Durante o período mais preocupante da pandemia, em 2020, o São Paulo cortou pela metade o salário dos jogadores, incluindo direitos de imagem, com a promessa de que a dívida seria paga ao longo dos anos seguintes.

No caso de Volpi, faltou pagar o valor de R$ 2.238.765,90. Quando ele foi vendido ao Toluca, do México, em maio de 2022, ficou acordado que essa dívida seria quitada em 24 parcelas de R$ 93.281,91, a partir de janeiro deste ano.

De acordo com o processo, o qual o ge teve acesso após a publicação da informação pelo OGlobo, o São Paulo pagou apenas as duas primeiras parcelas (janeiro e fevereiro) e desde então não cumpriu mais com suas obrigações.

O acordo previa que, em caso de inadimplência nas parcelas, haveria multa de 10% sobre o saldo, juros de 1% ano/mês e correção monetária pelo IPCA/IBGE.

Desta maneira, os advogados de Tiago Volpi agora exigem o pagamento atualizado e à vista. Com as correções, a dívida passa a ser de R$ 2.396.059,38. Ou seja, R$ 157 mil a mais do que o valor inicial.

Adicionando que o São Paulo já pagou R$ 186.563,82 pelas duas parcelas do início do ano, o valor total da dívida chega aos R$ 2.582.623,20.

Os advogados solicitam no processo o pagamento dos R$ 2.396.059,38 no prazo de três dias.
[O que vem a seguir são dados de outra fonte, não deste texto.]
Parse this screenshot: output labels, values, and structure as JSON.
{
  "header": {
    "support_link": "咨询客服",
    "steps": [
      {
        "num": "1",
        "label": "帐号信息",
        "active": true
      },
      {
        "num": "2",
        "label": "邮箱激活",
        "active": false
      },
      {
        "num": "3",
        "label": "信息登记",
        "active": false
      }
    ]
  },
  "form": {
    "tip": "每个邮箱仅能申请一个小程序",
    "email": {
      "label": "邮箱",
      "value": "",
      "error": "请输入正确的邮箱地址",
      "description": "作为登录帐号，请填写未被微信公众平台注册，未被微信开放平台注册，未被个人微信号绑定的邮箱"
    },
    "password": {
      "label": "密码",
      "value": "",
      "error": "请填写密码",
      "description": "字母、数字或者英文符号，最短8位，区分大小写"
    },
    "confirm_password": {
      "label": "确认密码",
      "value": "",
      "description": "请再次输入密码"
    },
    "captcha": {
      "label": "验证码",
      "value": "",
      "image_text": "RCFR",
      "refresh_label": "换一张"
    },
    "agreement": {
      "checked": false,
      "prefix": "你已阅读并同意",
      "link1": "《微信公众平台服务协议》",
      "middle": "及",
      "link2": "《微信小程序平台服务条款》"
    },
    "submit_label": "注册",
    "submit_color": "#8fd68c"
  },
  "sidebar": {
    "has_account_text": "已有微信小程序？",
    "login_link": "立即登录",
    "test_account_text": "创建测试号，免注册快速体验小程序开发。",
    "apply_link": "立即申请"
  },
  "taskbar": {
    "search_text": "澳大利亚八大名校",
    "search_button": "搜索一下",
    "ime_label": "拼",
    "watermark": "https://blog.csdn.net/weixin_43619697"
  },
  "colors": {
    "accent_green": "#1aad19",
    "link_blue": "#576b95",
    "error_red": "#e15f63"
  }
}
Caso isso não ocorra, eles pedem a penhora de bens do clube para abater o débito, além da penhora das contas bancárias.

O São Paulo ainda não foi notificado do processo, registrado na 2ª Vara Cível do TJ-SP, mas já tem ciência da ação e iniciou conversas para entrar em um acordo com Tiago Volpi e seus advogados.

O clube tem enfrentado dificuldades de pagamentos de direitos de imagem com o atual elenco – são três meses de débito atualmente. A diretoria pretende usar rendas de jogos no Morumbi para quitar uma parte do dívida com os jogadores.
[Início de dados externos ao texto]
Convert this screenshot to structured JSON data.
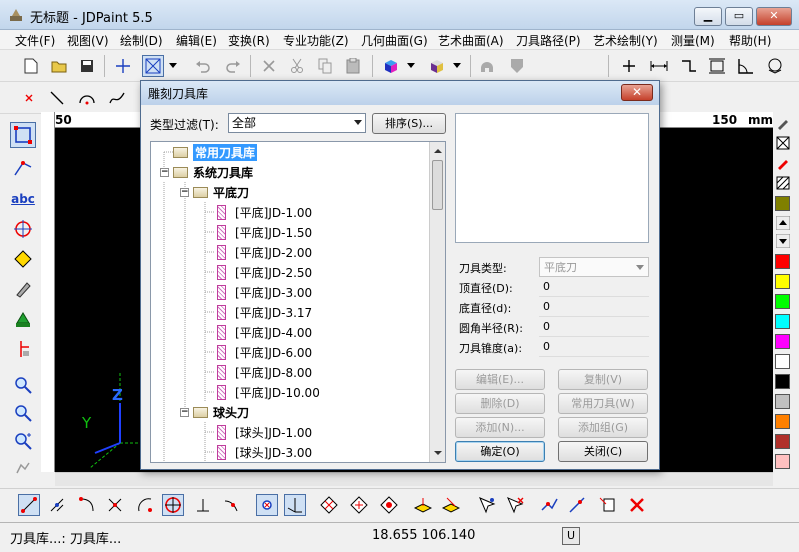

Em dificuldades financeiras, dirigentes têm dito que o Tricolor tem necessidade de vender jogadores quando a janela de transferência abrir, no início de julho, o que frustrará o desejo do técnico Dorival Júnior de manter o elenco sem baixas até o fim da temporada.

Os três meses de débito nos direitos de imagem atingem parte do elenco tricolor. Há outros jogadores que possuem acordos distintos e não entram neste grupo.